Aside from the tenacity, heroism, and gutsiness of this action, I was hit by something else. If Hitler had succeeded, the possibility is real that I might never have been born. My mother lived through the Blitz, you see, and may not have if it had been more intense. And Hitler was right, Crete would have been a fantastic staging place from which to rain hell down on London… those brave people in 1941 may have turned the tide of the war.

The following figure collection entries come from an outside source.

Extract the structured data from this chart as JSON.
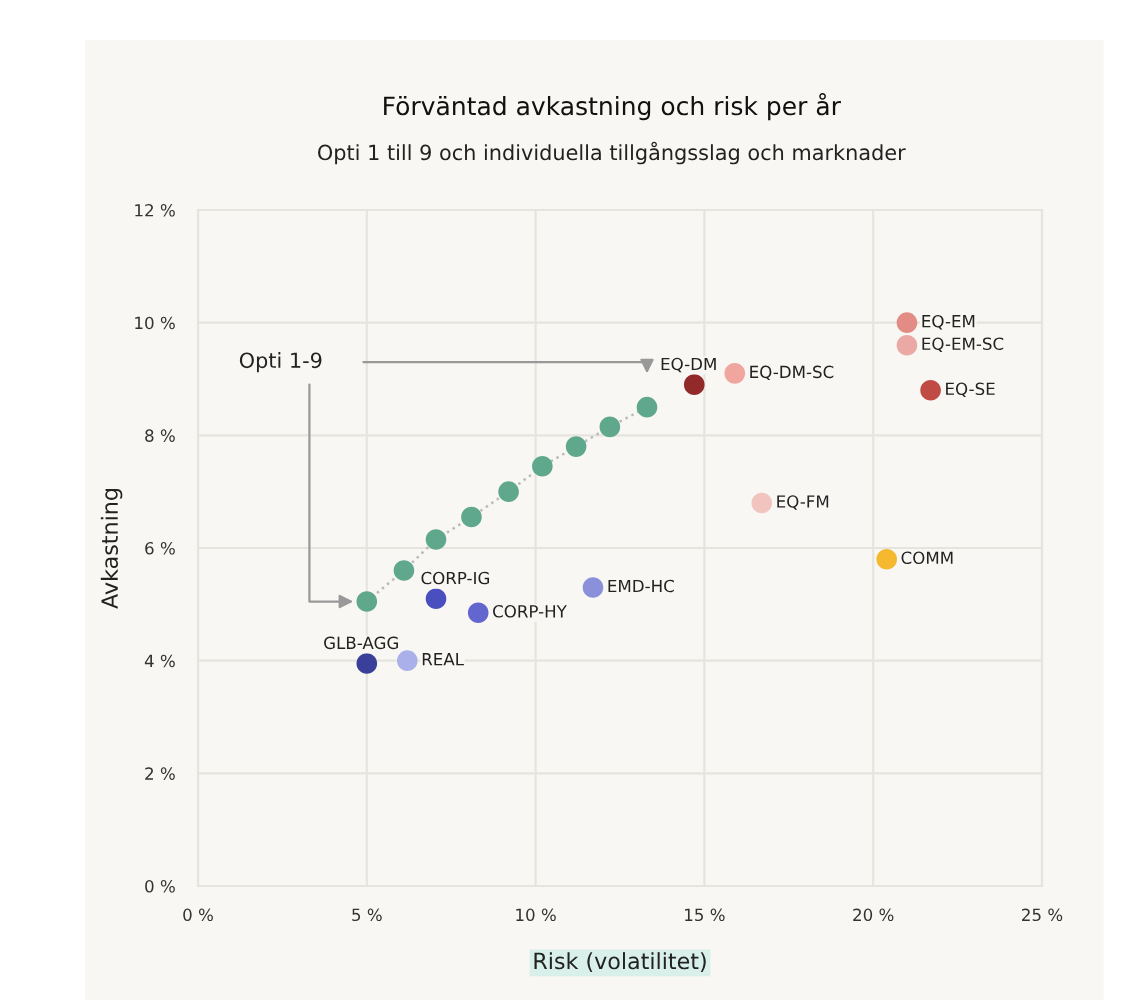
{
  "chart_data": {
    "type": "scatter",
    "title": "Förväntad avkastning och risk per år",
    "subtitle": "Opti 1 till 9 och individuella tillgångsslag och marknader",
    "xlabel": "Risk (volatilitet)",
    "ylabel": "Avkastning",
    "xlim": [
      0,
      25
    ],
    "ylim": [
      0,
      12
    ],
    "xticks": [
      {
        "value": 0,
        "label": "0 %"
      },
      {
        "value": 5,
        "label": "5 %"
      },
      {
        "value": 10,
        "label": "10 %"
      },
      {
        "value": 15,
        "label": "15 %"
      },
      {
        "value": 20,
        "label": "20 %"
      },
      {
        "value": 25,
        "label": "25 %"
      }
    ],
    "yticks": [
      {
        "value": 0,
        "label": "0 %"
      },
      {
        "value": 2,
        "label": "2 %"
      },
      {
        "value": 4,
        "label": "4 %"
      },
      {
        "value": 6,
        "label": "6 %"
      },
      {
        "value": 8,
        "label": "8 %"
      },
      {
        "value": 10,
        "label": "10 %"
      },
      {
        "value": 12,
        "label": "12 %"
      }
    ],
    "grid": true,
    "legend": false,
    "marker": "circle",
    "series": [
      {
        "name": "Opti 1-9",
        "type": "line",
        "line_style": "dotted",
        "color": "#5fa88e",
        "x": [
          5.0,
          6.1,
          7.05,
          8.1,
          9.2,
          10.2,
          11.2,
          12.2,
          13.3
        ],
        "values": [
          5.05,
          5.6,
          6.15,
          6.55,
          7.0,
          7.45,
          7.8,
          8.15,
          8.5
        ]
      },
      {
        "name": "GLB-AGG",
        "color": "#3a3f9a",
        "x": [
          5.0
        ],
        "values": [
          3.95
        ]
      },
      {
        "name": "REAL",
        "color": "#aab0ea",
        "x": [
          6.2
        ],
        "values": [
          4.0
        ]
      },
      {
        "name": "CORP-IG",
        "color": "#4a4fc0",
        "x": [
          7.05
        ],
        "values": [
          5.1
        ]
      },
      {
        "name": "CORP-HY",
        "color": "#6466d0",
        "x": [
          8.3
        ],
        "values": [
          4.85
        ]
      },
      {
        "name": "EMD-HC",
        "color": "#8a90da",
        "x": [
          11.7
        ],
        "values": [
          5.3
        ]
      },
      {
        "name": "EQ-DM",
        "color": "#922a2a",
        "x": [
          14.7
        ],
        "values": [
          8.9
        ]
      },
      {
        "name": "EQ-DM-SC",
        "color": "#f0a59e",
        "x": [
          15.9
        ],
        "values": [
          9.1
        ]
      },
      {
        "name": "EQ-FM",
        "color": "#f2c4c0",
        "x": [
          16.7
        ],
        "values": [
          6.8
        ]
      },
      {
        "name": "COMM",
        "color": "#f5b82e",
        "x": [
          20.4
        ],
        "values": [
          5.8
        ]
      },
      {
        "name": "EQ-EM",
        "color": "#e38c86",
        "x": [
          21.0
        ],
        "values": [
          10.0
        ]
      },
      {
        "name": "EQ-EM-SC",
        "color": "#eaa9a4",
        "x": [
          21.0
        ],
        "values": [
          9.6
        ]
      },
      {
        "name": "EQ-SE",
        "color": "#c04a44",
        "x": [
          21.7
        ],
        "values": [
          8.8
        ]
      }
    ]
  }
}
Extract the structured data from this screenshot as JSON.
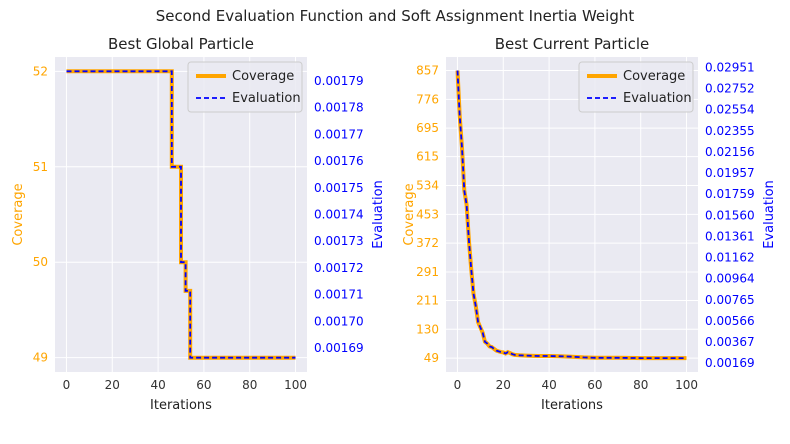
{
  "suptitle": "Second Evaluation Function and Soft Assignment Inertia Weight",
  "colors": {
    "coverage": "#FFA500",
    "evaluation": "#0000FF",
    "plot_bg": "#EAEAF2",
    "grid": "#FFFFFF",
    "tick_text": "#333333"
  },
  "chart_data": [
    {
      "type": "line",
      "title": "Best Global Particle",
      "xlabel": "Iterations",
      "ylabel_left": "Coverage",
      "ylabel_right": "Evaluation",
      "xlim": [
        -5,
        105
      ],
      "ylim_left": [
        48.85,
        52.15
      ],
      "ylim_right": [
        0.001681,
        0.001799
      ],
      "x_ticks": [
        0,
        20,
        40,
        60,
        80,
        100
      ],
      "y_left_ticks": [
        49,
        50,
        51,
        52
      ],
      "y_right_ticks": [
        "0.00169",
        "0.00170",
        "0.00171",
        "0.00172",
        "0.00173",
        "0.00174",
        "0.00175",
        "0.00176",
        "0.00177",
        "0.00178",
        "0.00179"
      ],
      "legend": [
        "Coverage",
        "Evaluation"
      ],
      "legend_loc": "top-right",
      "grid": true,
      "series": [
        {
          "name": "Coverage",
          "x": [
            0,
            46,
            46,
            50,
            50,
            52,
            52,
            54,
            54,
            100
          ],
          "y": [
            52,
            52,
            51,
            51,
            50,
            50,
            49.7,
            49.7,
            49,
            49
          ]
        },
        {
          "name": "Evaluation",
          "x": [
            0,
            46,
            46,
            50,
            50,
            52,
            52,
            54,
            54,
            100
          ],
          "y": [
            52,
            52,
            51,
            51,
            50,
            50,
            49.7,
            49.7,
            49,
            49
          ]
        }
      ]
    },
    {
      "type": "line",
      "title": "Best Current Particle",
      "xlabel": "Iterations",
      "ylabel_left": "Coverage",
      "ylabel_right": "Evaluation",
      "xlim": [
        -5,
        105
      ],
      "ylim_left": [
        10,
        895
      ],
      "ylim_right": [
        0.00085,
        0.0305
      ],
      "x_ticks": [
        0,
        20,
        40,
        60,
        80,
        100
      ],
      "y_left_ticks": [
        49,
        130,
        211,
        291,
        372,
        453,
        534,
        615,
        695,
        776,
        857
      ],
      "y_right_ticks": [
        "0.00169",
        "0.00367",
        "0.00566",
        "0.00765",
        "0.00964",
        "0.01162",
        "0.01361",
        "0.01560",
        "0.01759",
        "0.01957",
        "0.02156",
        "0.02355",
        "0.02554",
        "0.02752",
        "0.02951"
      ],
      "legend": [
        "Coverage",
        "Evaluation"
      ],
      "legend_loc": "top-right",
      "grid": true,
      "series": [
        {
          "name": "Coverage",
          "x": [
            0,
            1,
            2,
            3,
            4,
            5,
            6,
            7,
            8,
            9,
            10,
            11,
            12,
            13,
            14,
            15,
            16,
            17,
            18,
            19,
            20,
            21,
            22,
            23,
            24,
            25,
            27,
            30,
            35,
            40,
            45,
            50,
            55,
            60,
            70,
            80,
            90,
            100
          ],
          "y": [
            857,
            730,
            640,
            520,
            480,
            380,
            300,
            230,
            195,
            150,
            135,
            120,
            95,
            90,
            82,
            80,
            75,
            70,
            68,
            66,
            65,
            62,
            66,
            63,
            60,
            58,
            57,
            56,
            55,
            55,
            54,
            53,
            51,
            50,
            50,
            49,
            49,
            49
          ]
        },
        {
          "name": "Evaluation",
          "x": [
            0,
            1,
            2,
            3,
            4,
            5,
            6,
            7,
            8,
            9,
            10,
            11,
            12,
            13,
            14,
            15,
            16,
            17,
            18,
            19,
            20,
            21,
            22,
            23,
            24,
            25,
            27,
            30,
            35,
            40,
            45,
            50,
            55,
            60,
            70,
            80,
            90,
            100
          ],
          "y": [
            857,
            730,
            640,
            520,
            480,
            380,
            300,
            230,
            195,
            150,
            135,
            120,
            95,
            90,
            82,
            80,
            75,
            70,
            68,
            66,
            65,
            62,
            66,
            63,
            60,
            58,
            57,
            56,
            55,
            55,
            54,
            53,
            51,
            50,
            50,
            49,
            49,
            49
          ]
        }
      ]
    }
  ]
}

The second discovery about this little strip of land* came later, on my last day before leaving Crete. I went to a wonderful museum (will share it with you in a future post) about Crete history. And there on the wall was a photo of the oldest known footprints of man. 6.05 million years old. The man had been walking next to a pygmy elephant, whose footprints were also captured by the mud turned to stone. Obviously, there’s no way of knowing if this was at the same time, but of course my imagination goes there, that the mini elephant was his pet. And along what shore, you might ask, was this person and his mini elephant walking when their footsteps became immortalized?
At Chora Sfakia.
Mind. Blown.
*truly, both Chora Sfakia and Loutro are TINY. In the winters, only 5 people live in Loutro.